Today more than ever, the Mac community might be the one responsible for the development of Diablo II: Resurrected.
Back in October 2019, a player complained that after updating his Mac computer to Mac OS Catalina, Diablo II no longer worked.
Shortly after, customer support Kaldraydis responded: Our dev team is investigating the compatibility issue with Diablo 2 and 10.15 Catalina.
Editor: The reason this issue happened is that Apple terminated support for 32-bit software in their Mac OS Catalina. Not an easy solution to fix. The main reason is that Diablo II source code was corrupted and lost — as revealed by the original Blizzard North developers.
Therefore, any attempt to recreate Diablo II to port to 64-bit is impossible. The only way this can be done is by building new 4K and low-res art assets from scratch.
There can never be a Diablo II: Remastered, because there are no 100% assets to remaster. In effect, Diablo II needs to be rebuilt from scratch onto a new modern game engine.
In the same month, October 2019, another customer support technician responded:
Nearly a month later, on November 2019, Kaldraydis confirmed they would work on a future patch to address the incompatibility issue.
No further updates were posted in this thread from November 2019 until March 2020 (4 months). The update offered no foreseeable solution; but he assured the team had been working all this time on a 64-bit version of Diablo II.
Nearly 2 months after that March update, there was an allegued leak that Vicarous Visions (a game studio owned by Activision) was working on Diablo II: Resurrected.
If true, that would be a big deal, because Vicarious Visions has ported several Activision games to Nintendo Switch, Consoles, Android, iOS and other platforms.

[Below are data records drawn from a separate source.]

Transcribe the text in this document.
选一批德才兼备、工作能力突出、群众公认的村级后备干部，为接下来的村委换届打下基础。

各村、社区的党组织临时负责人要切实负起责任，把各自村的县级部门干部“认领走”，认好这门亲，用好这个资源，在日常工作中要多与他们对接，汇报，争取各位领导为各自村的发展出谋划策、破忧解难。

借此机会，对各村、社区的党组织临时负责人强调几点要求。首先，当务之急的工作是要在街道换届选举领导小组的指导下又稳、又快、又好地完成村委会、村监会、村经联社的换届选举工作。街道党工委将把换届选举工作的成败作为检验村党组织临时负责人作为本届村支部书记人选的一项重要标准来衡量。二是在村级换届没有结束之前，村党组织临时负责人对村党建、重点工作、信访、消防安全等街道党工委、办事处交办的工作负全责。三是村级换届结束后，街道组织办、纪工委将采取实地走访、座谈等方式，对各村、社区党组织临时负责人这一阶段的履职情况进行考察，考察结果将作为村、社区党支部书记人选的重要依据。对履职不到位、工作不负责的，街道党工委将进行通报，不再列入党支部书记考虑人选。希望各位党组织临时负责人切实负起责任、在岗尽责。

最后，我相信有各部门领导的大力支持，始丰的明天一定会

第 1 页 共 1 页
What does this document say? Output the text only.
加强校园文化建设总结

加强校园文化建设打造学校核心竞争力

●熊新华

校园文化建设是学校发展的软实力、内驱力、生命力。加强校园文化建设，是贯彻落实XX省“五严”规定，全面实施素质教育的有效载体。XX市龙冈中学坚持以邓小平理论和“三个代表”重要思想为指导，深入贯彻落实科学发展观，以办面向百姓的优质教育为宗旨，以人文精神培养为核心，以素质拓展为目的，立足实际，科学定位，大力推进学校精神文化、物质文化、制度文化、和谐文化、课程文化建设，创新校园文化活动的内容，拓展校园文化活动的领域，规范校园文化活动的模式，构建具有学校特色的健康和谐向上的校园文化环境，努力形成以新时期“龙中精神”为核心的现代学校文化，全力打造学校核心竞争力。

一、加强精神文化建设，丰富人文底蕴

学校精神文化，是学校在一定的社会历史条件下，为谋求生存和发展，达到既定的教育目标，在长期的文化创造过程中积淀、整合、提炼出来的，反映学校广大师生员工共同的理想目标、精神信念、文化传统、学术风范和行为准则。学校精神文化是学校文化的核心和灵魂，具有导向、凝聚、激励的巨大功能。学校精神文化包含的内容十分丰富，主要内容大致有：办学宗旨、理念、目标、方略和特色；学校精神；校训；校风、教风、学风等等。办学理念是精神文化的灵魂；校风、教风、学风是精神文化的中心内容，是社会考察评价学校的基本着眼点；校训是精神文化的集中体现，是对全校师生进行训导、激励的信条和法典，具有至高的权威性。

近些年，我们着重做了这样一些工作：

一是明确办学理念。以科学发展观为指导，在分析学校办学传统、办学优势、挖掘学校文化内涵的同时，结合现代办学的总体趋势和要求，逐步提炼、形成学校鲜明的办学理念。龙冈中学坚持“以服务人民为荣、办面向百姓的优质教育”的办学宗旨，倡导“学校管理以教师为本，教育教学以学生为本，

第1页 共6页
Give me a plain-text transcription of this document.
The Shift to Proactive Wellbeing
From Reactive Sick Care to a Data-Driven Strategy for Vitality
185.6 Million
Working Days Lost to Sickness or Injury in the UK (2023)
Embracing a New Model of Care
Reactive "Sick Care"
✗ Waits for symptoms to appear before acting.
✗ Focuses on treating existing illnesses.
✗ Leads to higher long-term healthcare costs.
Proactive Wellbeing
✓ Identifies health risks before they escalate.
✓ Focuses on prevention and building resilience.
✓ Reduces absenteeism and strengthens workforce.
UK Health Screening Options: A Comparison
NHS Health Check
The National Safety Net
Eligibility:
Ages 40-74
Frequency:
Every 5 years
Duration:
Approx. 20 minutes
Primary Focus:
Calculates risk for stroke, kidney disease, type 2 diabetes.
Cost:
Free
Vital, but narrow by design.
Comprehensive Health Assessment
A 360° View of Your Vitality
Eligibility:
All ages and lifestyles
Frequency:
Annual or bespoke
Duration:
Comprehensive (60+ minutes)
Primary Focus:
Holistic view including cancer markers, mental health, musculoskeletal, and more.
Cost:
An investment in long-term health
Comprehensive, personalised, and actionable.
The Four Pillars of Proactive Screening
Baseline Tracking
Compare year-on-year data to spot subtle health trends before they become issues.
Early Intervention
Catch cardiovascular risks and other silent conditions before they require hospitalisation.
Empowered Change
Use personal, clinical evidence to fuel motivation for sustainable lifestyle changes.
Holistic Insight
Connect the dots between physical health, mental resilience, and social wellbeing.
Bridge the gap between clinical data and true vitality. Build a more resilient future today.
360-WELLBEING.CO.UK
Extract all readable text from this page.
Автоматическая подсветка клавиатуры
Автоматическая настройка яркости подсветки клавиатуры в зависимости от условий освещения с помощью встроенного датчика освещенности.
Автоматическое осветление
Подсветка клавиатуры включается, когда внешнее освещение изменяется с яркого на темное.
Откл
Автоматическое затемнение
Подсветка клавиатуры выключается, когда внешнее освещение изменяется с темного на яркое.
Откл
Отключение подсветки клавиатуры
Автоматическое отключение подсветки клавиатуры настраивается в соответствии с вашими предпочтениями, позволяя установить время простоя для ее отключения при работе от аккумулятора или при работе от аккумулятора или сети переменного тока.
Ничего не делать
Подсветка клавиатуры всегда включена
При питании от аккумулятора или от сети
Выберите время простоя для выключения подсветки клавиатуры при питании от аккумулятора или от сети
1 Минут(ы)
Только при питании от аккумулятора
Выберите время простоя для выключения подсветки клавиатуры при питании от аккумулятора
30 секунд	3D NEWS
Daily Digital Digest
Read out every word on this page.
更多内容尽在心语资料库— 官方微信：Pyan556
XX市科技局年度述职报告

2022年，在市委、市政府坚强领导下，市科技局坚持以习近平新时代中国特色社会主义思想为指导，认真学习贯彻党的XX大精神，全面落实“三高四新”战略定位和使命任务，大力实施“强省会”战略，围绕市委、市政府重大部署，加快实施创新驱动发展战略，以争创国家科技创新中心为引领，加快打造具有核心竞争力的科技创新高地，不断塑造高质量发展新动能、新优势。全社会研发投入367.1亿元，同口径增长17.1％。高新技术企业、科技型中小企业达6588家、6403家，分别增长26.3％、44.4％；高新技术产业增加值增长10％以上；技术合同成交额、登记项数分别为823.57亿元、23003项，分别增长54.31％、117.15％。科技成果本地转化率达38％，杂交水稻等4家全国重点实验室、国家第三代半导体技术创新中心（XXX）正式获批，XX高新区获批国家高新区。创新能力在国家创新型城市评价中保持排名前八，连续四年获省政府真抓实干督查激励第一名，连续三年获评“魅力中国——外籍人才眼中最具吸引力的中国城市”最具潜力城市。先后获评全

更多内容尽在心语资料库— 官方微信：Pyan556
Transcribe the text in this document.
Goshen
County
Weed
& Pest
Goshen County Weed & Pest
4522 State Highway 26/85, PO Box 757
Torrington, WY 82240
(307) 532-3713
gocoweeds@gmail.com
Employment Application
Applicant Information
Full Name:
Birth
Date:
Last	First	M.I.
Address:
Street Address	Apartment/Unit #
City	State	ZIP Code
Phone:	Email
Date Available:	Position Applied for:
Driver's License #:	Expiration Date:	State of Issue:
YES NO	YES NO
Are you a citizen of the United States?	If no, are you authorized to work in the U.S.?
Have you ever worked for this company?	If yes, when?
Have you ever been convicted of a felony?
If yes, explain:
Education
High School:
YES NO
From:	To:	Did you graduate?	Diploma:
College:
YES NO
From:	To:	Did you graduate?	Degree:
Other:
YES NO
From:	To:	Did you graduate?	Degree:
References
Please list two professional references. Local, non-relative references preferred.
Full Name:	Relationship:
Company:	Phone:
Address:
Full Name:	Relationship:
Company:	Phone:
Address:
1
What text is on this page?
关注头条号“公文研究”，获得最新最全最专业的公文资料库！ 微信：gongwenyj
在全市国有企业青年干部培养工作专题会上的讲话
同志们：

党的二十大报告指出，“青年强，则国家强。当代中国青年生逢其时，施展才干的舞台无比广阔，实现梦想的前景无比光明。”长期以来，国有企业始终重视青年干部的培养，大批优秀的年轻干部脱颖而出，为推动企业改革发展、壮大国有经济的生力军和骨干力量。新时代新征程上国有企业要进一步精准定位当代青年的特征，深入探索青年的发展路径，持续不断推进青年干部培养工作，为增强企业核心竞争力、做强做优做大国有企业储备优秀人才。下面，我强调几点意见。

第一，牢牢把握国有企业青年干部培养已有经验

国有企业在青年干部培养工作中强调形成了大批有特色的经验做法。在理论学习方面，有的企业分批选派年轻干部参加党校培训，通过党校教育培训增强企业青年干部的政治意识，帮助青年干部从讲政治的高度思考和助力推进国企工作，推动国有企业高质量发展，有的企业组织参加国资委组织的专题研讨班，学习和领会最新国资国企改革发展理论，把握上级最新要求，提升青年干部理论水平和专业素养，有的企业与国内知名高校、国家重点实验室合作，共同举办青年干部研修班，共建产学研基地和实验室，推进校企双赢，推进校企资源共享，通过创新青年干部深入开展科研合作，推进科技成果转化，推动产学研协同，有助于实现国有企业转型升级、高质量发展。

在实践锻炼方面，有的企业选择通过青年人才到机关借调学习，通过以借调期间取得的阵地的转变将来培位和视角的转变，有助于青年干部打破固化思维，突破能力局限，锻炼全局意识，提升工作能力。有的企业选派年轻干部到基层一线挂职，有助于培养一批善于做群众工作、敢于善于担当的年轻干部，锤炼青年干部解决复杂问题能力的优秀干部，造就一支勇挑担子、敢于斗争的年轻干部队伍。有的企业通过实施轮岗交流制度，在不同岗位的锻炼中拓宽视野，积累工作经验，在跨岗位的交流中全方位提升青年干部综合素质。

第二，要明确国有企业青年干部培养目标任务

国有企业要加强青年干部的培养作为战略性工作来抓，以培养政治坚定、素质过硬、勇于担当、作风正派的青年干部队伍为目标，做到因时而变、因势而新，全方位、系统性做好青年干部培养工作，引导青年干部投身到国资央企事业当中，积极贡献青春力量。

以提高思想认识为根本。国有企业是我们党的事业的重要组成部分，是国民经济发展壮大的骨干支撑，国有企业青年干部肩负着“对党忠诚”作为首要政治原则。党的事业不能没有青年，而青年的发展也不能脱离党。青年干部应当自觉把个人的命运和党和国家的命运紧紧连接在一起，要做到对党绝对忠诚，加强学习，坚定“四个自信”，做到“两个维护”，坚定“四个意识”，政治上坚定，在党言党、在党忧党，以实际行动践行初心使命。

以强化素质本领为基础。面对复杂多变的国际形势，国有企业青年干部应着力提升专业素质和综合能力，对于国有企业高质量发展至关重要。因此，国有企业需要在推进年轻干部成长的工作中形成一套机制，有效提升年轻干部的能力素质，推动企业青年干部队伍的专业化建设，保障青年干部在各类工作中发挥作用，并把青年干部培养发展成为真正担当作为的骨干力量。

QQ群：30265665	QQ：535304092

Most recently, at that point in time, Vicarious Visions had ported Destiny 2 to PC… and that totally means Vicarious Visions and Blizzard Entertainment had interacted to bring Destiny 2 to Battle.net — giving some sliver of credulity to the leak.
The leak inspired me to write an article gathering all the crumbs that surround Diablo II, the Mac OS Catalina issue, and precedent of Blizzard Entertainment outsourcing projects to develop StarCraft: Remastered and Warcraft III: Reforged.
Another customer support message went out around the time of the Vicarious Visions leak.
In June, customer support started suggesting the option to use Bootcamp as a workaround until they could provide a solution; and even providing links for a refund to those who had purchased Diablo II recently. This message was posted 8 months after the issue started.
That was about the last we heard from customer support. Six months later, just 19 hours ago, a final update was posted, and the thread was locked.
This is the new pinned message in the forum directory. Blizzard removed Mac support from the Diablo II system requirements page in the Battle.net Shop.
This is a hard pill to swallow for many who waited 15 months for a solution. But that closing message? “Should we be able to restore this support in the future we will update accordingly” That right there tells me there are plans for a Diablo II restoration in 64-bit, but no longer will provide customer support updates.
If the project has been in the works these past months, there won’t be updates until the allegued Diablo II: Resurrected is officially announced — if ever.
Diablo II: Resurrected at this point is myth based on an anonymous leak shared with Actugaming — who have the precedent of publishing past leaks that turned out to be true. So for now, Actugaming has the benefit of the doubt on Diablo II: Resurrected by Vicarious Visions.
Now that Apple announced that iOS apps will play natively in the the new Macs powered by the M1 ARM-chip — one might have the internal argument that if Diablo II is built for iOS … this may allow the seamless integration with those Macs. But would doing this affect Diablo Immortal as both games would inevitably clash in the App Store?
Thanks for the tips, @Flamb744
Update 10pm EST — Flamb744 reports Actugaming editor-in-chief responded his question about the status of his Diablo II: Resurrected leak. The Actugaming editor-in-chief cryptically said: “Soon.”